We found that the signal from gliomas was synchronised with the global signal in all patients and
that this synchronisation was associated with the recovery of cognition after surgery. Specifically,
patients with a greater reduction in glioma–global signal synchronisation following surgery were
more likely to have a larger number of newly acquired cognitive difficulties. Together, these results
suggest that the interaction between gliomas and the brain can predict how patients recover their
cognitive abilities, which is important for their quality of life. Predicting functional outcomes after surgery and early adjuvant treatment is difficult due
to the complex, extended, interlocking brain networks that underpin cognition. The aim of this
study was to test glioma functional interactions with the rest of the brain, thereby identifying the
risk factors of cognitive recovery or deterioration. Seventeen patients with diffuse non-enhancing
glioma (aged 22–56 years) were longitudinally MRI scanned and cognitively assessed before and
after surgery and during a 12-month recovery period (55 MRI scans in total after exclusions).
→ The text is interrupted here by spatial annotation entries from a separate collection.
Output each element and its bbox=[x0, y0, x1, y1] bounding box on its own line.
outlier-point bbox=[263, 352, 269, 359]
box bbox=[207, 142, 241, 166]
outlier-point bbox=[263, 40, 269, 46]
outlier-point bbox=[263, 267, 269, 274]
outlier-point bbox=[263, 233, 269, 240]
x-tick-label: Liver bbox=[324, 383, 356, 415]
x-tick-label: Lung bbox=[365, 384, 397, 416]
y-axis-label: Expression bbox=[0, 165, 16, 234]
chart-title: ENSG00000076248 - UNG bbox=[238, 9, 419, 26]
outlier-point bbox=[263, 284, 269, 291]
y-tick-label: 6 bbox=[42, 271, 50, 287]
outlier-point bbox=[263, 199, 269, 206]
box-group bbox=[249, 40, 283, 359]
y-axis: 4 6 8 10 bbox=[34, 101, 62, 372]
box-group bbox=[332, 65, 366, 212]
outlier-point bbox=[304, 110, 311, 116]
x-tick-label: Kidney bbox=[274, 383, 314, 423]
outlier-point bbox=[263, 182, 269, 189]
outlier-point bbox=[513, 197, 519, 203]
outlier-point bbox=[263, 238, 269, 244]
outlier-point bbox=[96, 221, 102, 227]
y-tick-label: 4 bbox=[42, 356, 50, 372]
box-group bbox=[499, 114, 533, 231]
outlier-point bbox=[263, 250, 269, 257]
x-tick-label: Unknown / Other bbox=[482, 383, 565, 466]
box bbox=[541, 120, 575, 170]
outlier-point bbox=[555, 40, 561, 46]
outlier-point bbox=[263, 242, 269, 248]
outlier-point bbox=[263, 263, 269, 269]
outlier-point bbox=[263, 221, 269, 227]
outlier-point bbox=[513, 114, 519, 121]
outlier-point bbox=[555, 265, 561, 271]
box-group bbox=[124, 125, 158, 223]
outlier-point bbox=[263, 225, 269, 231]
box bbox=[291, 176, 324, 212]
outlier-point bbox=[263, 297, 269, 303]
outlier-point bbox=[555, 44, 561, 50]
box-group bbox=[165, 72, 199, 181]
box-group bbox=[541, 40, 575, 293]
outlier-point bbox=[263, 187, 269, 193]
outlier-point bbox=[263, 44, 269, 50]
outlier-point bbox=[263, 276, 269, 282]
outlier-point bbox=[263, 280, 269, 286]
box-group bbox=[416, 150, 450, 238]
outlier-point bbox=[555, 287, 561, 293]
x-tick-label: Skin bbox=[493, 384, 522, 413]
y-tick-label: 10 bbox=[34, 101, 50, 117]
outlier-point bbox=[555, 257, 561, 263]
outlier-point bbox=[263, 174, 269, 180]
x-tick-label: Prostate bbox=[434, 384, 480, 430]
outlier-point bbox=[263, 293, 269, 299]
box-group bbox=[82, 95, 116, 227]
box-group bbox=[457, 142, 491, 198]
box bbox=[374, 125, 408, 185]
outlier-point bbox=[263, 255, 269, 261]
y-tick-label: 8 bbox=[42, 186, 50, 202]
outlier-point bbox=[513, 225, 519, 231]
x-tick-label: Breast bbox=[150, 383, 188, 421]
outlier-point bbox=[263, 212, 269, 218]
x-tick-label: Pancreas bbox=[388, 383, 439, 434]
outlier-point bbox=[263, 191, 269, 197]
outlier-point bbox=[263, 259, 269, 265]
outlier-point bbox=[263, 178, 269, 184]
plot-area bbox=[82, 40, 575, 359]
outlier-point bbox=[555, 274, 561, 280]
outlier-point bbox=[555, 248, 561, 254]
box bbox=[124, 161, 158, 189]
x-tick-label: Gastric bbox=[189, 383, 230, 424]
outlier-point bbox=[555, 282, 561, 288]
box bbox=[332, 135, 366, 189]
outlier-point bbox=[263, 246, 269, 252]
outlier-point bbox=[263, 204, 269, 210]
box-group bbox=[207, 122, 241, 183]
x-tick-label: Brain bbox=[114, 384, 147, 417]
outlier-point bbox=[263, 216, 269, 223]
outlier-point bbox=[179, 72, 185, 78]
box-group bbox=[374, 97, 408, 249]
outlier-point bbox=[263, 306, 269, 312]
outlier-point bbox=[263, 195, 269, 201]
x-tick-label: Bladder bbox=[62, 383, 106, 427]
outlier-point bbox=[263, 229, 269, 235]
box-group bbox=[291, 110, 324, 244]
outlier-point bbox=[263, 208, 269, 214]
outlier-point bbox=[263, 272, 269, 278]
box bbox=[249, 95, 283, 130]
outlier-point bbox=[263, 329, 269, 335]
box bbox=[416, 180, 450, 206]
We
initially found, and then replicated in an independent dataset, that the spatial correlation pattern
between regional and global BOLD signals (also known as global signal topography) was associated
with tumour occurrence. We then estimated the coupling between the BOLD signal from within
the tumour and the signal extracted from different brain tissues. We observed that the normative
global signal topography is reorganised in glioma patients during the recovery period. Moreover,
we found that the BOLD signal within the tumour and lesioned brain was coupled with the global signal and that this coupling was associated with cognitive recovery. Nevertheless, patients did
not show any apparent disruption of functional connectivity within canonical functional networks.
Understanding how tumour infiltration and coupling are related to patients’ recovery represents a
major step forward in prognostic development.